Step 5: Polymorph Diffuser

This LED is painful to look directly at. In Gadre's book, he suggests cutting a ping-pong ball in half and putting it over the RGB LED, and that's just for a regular LED running 20 milliamps for each color rather than 320. I didn't have any ping pong balls, but I did have a bag of polymorph that I wanted to practice shaping.

Polymorph is a thermal plastic with a very low melting point. To work with it, you heat the balls to 125-175 degrees Fahrenheit. Some people do this in the microwave, but I found the technique of just adding them to near-boiling water much more effective. The balls clump together so you don't have to worry about them dissolving. As they melt, the form a clear plastic glob that looks and feels like thick clear silly putty.

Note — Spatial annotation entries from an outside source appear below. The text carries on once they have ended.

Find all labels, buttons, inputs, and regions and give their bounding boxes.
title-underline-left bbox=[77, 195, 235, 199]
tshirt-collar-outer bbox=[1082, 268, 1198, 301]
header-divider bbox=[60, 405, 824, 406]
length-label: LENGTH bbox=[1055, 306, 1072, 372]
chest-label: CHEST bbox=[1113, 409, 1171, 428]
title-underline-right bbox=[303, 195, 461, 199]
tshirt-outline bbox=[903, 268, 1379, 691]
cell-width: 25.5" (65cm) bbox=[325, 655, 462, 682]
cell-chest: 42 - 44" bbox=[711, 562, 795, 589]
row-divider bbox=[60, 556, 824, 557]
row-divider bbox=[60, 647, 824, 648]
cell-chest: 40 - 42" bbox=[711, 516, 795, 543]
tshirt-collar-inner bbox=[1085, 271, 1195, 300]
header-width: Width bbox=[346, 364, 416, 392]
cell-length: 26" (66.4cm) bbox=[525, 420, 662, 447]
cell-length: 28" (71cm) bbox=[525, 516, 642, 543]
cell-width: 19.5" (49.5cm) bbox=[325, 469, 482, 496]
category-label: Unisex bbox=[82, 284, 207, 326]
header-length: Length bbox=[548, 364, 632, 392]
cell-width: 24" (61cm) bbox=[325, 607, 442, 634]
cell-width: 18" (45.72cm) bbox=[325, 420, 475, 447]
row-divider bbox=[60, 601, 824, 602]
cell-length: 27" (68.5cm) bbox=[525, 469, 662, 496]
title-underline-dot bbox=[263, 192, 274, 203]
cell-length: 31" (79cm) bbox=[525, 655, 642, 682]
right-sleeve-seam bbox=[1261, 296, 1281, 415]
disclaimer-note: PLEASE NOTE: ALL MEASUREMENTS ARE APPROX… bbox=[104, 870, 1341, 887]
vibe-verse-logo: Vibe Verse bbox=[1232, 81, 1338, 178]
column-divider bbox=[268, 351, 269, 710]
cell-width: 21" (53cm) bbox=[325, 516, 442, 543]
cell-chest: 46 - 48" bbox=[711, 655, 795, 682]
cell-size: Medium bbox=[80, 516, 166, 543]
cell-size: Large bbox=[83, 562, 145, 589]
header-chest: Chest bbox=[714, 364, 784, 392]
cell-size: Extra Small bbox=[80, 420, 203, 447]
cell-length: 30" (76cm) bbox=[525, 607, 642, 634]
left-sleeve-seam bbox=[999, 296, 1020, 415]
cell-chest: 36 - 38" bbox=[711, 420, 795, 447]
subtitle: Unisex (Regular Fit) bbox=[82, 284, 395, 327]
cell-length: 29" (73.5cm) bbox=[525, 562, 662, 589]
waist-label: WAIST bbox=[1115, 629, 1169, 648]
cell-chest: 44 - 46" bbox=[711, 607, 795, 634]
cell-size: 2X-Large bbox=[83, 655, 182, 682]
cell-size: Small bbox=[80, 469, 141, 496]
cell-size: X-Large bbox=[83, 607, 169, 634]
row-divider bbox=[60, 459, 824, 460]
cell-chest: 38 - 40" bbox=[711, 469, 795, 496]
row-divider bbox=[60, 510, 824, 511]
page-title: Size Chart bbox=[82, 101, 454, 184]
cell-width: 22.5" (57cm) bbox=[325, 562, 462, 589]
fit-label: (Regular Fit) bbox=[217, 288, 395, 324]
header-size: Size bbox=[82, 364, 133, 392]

You can shape it with your fingers as it cools down, gradually turning more opaque as it does. Once it's back to fully white, it's hard enough to saw and drill! Unfortunately, I found it difficult to get precise shapes just by hand - I have the same problem trying to make anything interesting with my daughter's PlayDough.

To actually fit the polymorph over my aluminum square, I decided to create a mold (the aluminum itself would've been a good one, but it was already stuck on the PCB). So I cut a block of wood the same dimensions as the heat sink, heated up the polymorph and then stretched it over the wood. (The first version I did wasn't nearly tall enough since to be a good diffuser, it has to sit a centimeter or more above the LED. So I cut a block out of thicker wood, reheated the polymorph, and did it again.) The polymorph stuck to the wood a little as it hardened, but I was able to pry it off in one piece. The unevenness of my finger prints and stretch marks create a bit more diffusion, which is nice in parts, although I wish I had been more uniform about it. One bonus of using polymorph is I didn't have to glue it to the PCB - I just heated up the bottom edge again by holding it in hot water and then stuck the soft clear edge right onto the PCB, with the hardening plastic acting as a weak glue.

I've attached a video of the final product, although as with most LED projects, the iPhone's camera doesn't do it much justice.

As always, I'm very eager to hear any comments, questions, corrections, tips or suggestions, whether about the electronics, source code, or anything else. Thanks for reading.